At this point, I would like to discuss the case of CD Projekt RED who has famously embraced the removal of any DRM/anti-piracy measures from their games. While I think their intentions are laudable, I think they will ultimately end up hurting the industry in the long-term. CD Projekt RED’s major releases (The Witcher and its sequel) have met with both critical and commercial success. As such, they are the poster child for how anti-piracy measures are unnecessary to ensure significant profit. Further, some of their success has been attributed to their piracy stance drumming up goodwill within the community. While this is undoubtedly true, I suspect this goodwill spreading industry-wide is a mirage. If every publisher removed their anti-piracy measures tomorrow I don’t think we would suddenly see an uptick in sales across the board. CD Projekt RED has tapped into an ‘anti-DRM’ sentiment amongst the community that can only spread so far; consumers have opted to purchase their products because of their piracy stance instead of others (it is not as though consumers suddenly have more money because of CD Projekt RED’s piracy stance). What this means is that if every company implemented a similar attitude towards piracy, CD Projekt RED would probably lose those goodwill sales to other companies. If this were the case, then all companies would be on equal footing and sales attrition due to piracy would still exist. The concern is that if other companies feel they need to dump anti-piracy measures in order to compete, the perceived increase in profits would be coming at the expense of another company as opposed to the pirate. I do not think it is inconceivable that if every company removed anti-piracy measures from their game, larger publishers would take a fairly significant hit based on the dumb “they make enough money anyways” logic and overall industry-wide sales would drop (as mentioned above, this is also ultimately bad for the consumer).

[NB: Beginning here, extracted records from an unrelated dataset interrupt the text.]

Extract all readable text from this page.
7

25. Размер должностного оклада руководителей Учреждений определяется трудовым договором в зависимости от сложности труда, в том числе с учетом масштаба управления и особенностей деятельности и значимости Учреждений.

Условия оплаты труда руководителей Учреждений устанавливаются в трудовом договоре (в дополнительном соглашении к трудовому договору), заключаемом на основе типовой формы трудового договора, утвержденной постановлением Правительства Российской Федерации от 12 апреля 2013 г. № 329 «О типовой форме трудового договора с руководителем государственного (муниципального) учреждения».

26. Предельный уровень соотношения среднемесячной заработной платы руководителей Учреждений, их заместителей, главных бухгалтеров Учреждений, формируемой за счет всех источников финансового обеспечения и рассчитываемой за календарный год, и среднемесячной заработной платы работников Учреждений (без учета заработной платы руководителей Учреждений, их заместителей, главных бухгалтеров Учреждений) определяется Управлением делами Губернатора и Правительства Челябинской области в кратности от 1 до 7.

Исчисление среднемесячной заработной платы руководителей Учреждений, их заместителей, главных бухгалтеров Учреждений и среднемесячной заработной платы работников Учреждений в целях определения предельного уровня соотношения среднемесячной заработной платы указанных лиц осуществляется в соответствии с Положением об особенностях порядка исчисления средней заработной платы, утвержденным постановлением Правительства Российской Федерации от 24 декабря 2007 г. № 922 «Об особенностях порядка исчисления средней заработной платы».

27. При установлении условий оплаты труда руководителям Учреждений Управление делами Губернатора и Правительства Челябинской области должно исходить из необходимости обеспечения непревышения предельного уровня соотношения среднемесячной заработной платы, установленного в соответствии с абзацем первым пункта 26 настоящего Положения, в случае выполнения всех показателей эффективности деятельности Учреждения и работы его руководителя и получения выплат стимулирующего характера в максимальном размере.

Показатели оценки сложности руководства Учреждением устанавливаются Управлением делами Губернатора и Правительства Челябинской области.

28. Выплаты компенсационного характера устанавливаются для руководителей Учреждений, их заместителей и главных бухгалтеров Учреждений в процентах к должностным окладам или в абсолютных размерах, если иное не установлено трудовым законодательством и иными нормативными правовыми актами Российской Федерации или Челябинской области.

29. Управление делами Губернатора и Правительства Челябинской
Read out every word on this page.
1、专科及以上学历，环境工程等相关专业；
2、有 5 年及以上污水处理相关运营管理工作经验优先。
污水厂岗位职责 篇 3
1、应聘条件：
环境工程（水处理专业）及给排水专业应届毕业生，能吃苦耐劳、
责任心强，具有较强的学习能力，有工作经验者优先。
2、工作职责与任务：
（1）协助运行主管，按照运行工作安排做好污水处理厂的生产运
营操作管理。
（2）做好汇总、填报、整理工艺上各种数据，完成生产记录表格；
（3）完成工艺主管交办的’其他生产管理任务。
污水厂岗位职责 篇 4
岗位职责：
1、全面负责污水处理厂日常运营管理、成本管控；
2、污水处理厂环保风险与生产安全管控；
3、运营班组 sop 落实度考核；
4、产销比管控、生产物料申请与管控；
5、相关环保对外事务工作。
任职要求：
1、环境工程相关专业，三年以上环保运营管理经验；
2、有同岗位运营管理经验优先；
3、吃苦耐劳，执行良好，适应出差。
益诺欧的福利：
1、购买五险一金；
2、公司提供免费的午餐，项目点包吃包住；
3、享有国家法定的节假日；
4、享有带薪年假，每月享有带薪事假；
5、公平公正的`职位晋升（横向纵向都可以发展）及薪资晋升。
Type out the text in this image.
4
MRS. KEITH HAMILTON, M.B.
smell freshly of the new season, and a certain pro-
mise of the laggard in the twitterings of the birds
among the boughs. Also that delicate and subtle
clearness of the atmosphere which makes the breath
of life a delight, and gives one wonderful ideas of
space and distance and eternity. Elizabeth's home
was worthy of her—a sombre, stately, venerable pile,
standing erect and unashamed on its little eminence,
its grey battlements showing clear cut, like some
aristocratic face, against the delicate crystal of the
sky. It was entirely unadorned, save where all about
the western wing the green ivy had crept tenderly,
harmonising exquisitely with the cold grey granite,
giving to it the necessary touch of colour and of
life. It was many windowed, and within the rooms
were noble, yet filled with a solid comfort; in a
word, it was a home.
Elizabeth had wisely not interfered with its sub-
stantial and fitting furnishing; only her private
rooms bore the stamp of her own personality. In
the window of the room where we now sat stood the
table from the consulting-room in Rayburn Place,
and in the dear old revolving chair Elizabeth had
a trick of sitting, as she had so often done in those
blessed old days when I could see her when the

The Luke Warm Pee Spot in the Pool
So, if both overly-aggressive and non-existent anti-piracy measures are bad, then that leaves the Goldilocks “just right” middle zone. As stated before, I think that no matter what DRM is implemented, someone somewhere is going to circumvent it. Thus, I think the goal of DRM should be to make a game sufficiently difficult to pirate to protect the crucial launch sales period instead of attempting to be a permanent barrier. I do not have a perfect solution that fits here but I think some examples can be shown that are along the right lines. The solution of developers releasing their own hacked versions to popular pirating sources is semi-effective and hilarious. In these cases, a would-be pirate downloads the game only to find that the difficulty has been increased to absurd levels or all of the dialogue is replaced with text about how piracy is evil. This creates the situation where only the pirate is affected and the legitimate purchaser is totally unscathed. The problem here is that even the hacked versions will eventually be ‘fixed’ by pirates but hopefully the trap versions of the game would create enough early confusion in the pirate community to protect launch sales. Another option is the tried and true cd-key method. This requires the user to possess a key code bundled with the game in order to install the software. However, these keys rely on an algorithm and have proven to be easily mimicked/circumvented. Again, the idea here is that the algorithm takes a bit of time to crack thus protecting early sales. Finally, a solution whereby strong server-checking DRM is implemented only for a few months and then patched out of the game later protects sales during the most critical period while ensuring that a legitimate purchaser will not suddenly lose access to their game years later when the servers are shut off. This, of course, does not eliminate the potential for server jams while the DRM is active.

In the end, I think most people will agree that piracy is bad for the games industry and that overall lower sales ultimately equate to inferior products and worse choice for the consumer. Strong anti-piracy measures, such as always online requirements, alienate consumers whereas no anti-piracy measures could lead to an industry wide downturn. Ultimately some median between the two ought to be reached for the betterment of all.